Elizabeth Larson: Candidate profile
Name: Elizabeth Larson
Office sought: Batavia Library trustee
Family: Husband Robin, daughter Ali (age 5), Scotty the dog
Occupation: Job hunting, previously worked at a Corporate Federal Credit Union and in business consulting
Education: BA in Communication Arts and Sciences/History double major from DePauw University (in Indiana), MS in Information and Communication Sciences from Ball State University.
Civic involvement: Friends of the Batavia Public Library board of directors since 2012, Friends Representative to the board of directors of the Batavia Public Library Foundation since 2013, Library Foundation representative to steering committee of Bulldogs Unleashed 2.0 public art project in 2018. Member of the Batavia Mother's Club since fall of 2016: current Philanthropic Chair, 2018 Fox Trot 5K/10K/kids races co-chair
Previous elected offices held: None. This is my first time running for public office
What are the most important issues facing your library district and how do you intend to address them?
In 2018, the board of trustees reached out to the community at large about the Library through the Speak Up! sessions and a Library referendum on the ballot in November. The four Speak Up! Sessions concentrated on the needs of the community to help develop a long-range plan for the Library. In the referendum, voters were asked to approve a 7-cent tax rate increase for library operations, replacing a tax for construction bonds that are about to be paid off. The most important thing to do going forward would be to take the needs that the community laid out and use that information to guide decisions for both the short and the long-term plans for the Library.
Why are you running for office? Is there a particular issue that motivates you? If so, what is it?
I grew up interested in politics, but never made the decision to put myself on the line. In the past few years, I began to wonder if I could make a difference or be the person to step up. While my individual voice may not change the world, it could help my community. After 7 years of stepping up onto the Board of the Friends of the Library, 6 years as the Friends liaison to the Library Foundation, working on the steering committee to a joint venture between the Library, Parks, and Schools that raised over $70K for the foundations, and in my third year volunteering with the local Mothers' Club, I know that I can help make a difference, small and large. I want to run to be that difference. I want to step forward and do my part. Decisions are made by those who show up and now is my time to show up.
If you are an incumbent, describe your main contributions. Tell us of important initiatives you've led. If you are a non-incumbent, tell us what contributions you would make.

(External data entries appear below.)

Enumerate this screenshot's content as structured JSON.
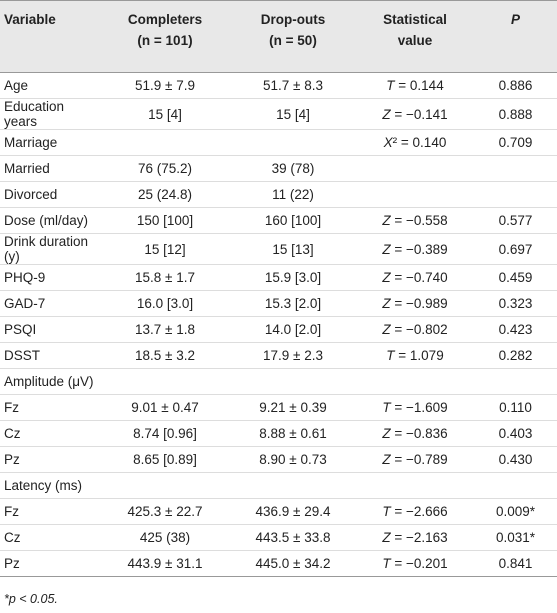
{
  "table": {
    "header": [
      "Variable",
      [
        "Completers",
        "(n = 101)"
      ],
      [
        "Drop-outs",
        "(n = 50)"
      ],
      [
        "Statistical",
        "value"
      ],
      "P"
    ],
    "rows": [
      [
        "Age",
        "51.9 ± 7.9",
        "51.7 ± 8.3",
        "T = 0.144",
        "0.886"
      ],
      [
        "Education years",
        "15 [4]",
        "15 [4]",
        "Z = −0.141",
        "0.888"
      ],
      [
        "Marriage",
        null,
        null,
        "X² = 0.140",
        "0.709"
      ],
      [
        "Married",
        "76 (75.2)",
        "39 (78)",
        null,
        null
      ],
      [
        "Divorced",
        "25 (24.8)",
        "11 (22)",
        null,
        null
      ],
      [
        "Dose (ml/day)",
        "150 [100]",
        "160 [100]",
        "Z = −0.558",
        "0.577"
      ],
      [
        "Drink duration (y)",
        "15 [12]",
        "15 [13]",
        "Z = −0.389",
        "0.697"
      ],
      [
        "PHQ-9",
        "15.8 ± 1.7",
        "15.9 [3.0]",
        "Z = −0.740",
        "0.459"
      ],
      [
        "GAD-7",
        "16.0 [3.0]",
        "15.3 [2.0]",
        "Z = −0.989",
        "0.323"
      ],
      [
        "PSQI",
        "13.7 ± 1.8",
        "14.0 [2.0]",
        "Z = −0.802",
        "0.423"
      ],
      [
        "DSST",
        "18.5 ± 3.2",
        "17.9 ± 2.3",
        "T = 1.079",
        "0.282"
      ],
      [
        "Amplitude (μV)",
        null,
        null,
        null,
        null
      ],
      [
        "Fz",
        "9.01 ± 0.47",
        "9.21 ± 0.39",
        "T = −1.609",
        "0.110"
      ],
      [
        "Cz",
        "8.74 [0.96]",
        "8.88 ± 0.61",
        "Z = −0.836",
        "0.403"
      ],
      [
        "Pz",
        "8.65 [0.89]",
        "8.90 ± 0.73",
        "Z = −0.789",
        "0.430"
      ],
      [
        "Latency (ms)",
        null,
        null,
        null,
        null
      ],
      [
        "Fz",
        "425.3 ± 22.7",
        "436.9 ± 29.4",
        "T = −2.666",
        "0.009*"
      ],
      [
        "Cz",
        "425 (38)",
        "443.5 ± 33.8",
        "Z = −2.163",
        "0.031*"
      ],
      [
        "Pz",
        "443.9 ± 31.1",
        "445.0 ± 34.2",
        "T = −0.201",
        "0.841"
      ]
    ]
  },
  "footnote": "*p < 0.05."
}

I have a life long love of reading and books. This love of reading was always encouraged by the library, which let me take armfuls of books home, along with providing things like the summer reading program that encouraged reading as fun. So to be able to use my time and talents in trying to help continuously improve the Library's services for the benefit of the community would be a wonderful opportunity to "give back" to the Library and to all those who enjoy these resources.
Do you have a library card? How long have you had it? How often do you use it?
I have held my own library card for as long as I can remember. The library has always held a fun place in my life.
I got my Batavia Public Library card shortly after we moved to Batavia. My in-person library usage increased after my daughter was born. We enjoy going to youth services events and checking out books together.
What impact have economic and technological changes had on libraries? How does a library remain relevant? How should its role in the community change?
As technology changes and updates, the Library needs to keep up with the changes in order to reach the needs of the community. This updating, however, does not mean that Libraries have become irrelevant.
The main thing that Libraries can and have provided in changing times is access and space. Libraries provide: access to information/books/electronic books/media/video games; access to internet for those who do not have access at home; access to specialty databases/journals/newspapers that are not open to individuals; access to free lectures and classes on how to use technology and research, music events, story times, storybook character visits, and family events in youth services; access to trained personal to help sort through all the information out there to figure out exactly what is needed (I have never found a question that a Librarian could not answer with time to research); and access to space for the community (rooms to use for other nonprofits/organizations as meeting spaces, tutoring spaces, places to study and/or read quietly, place for kids to play). Libraries reflect and support their communities and can help users sort through all the information out there to find exactly what they need.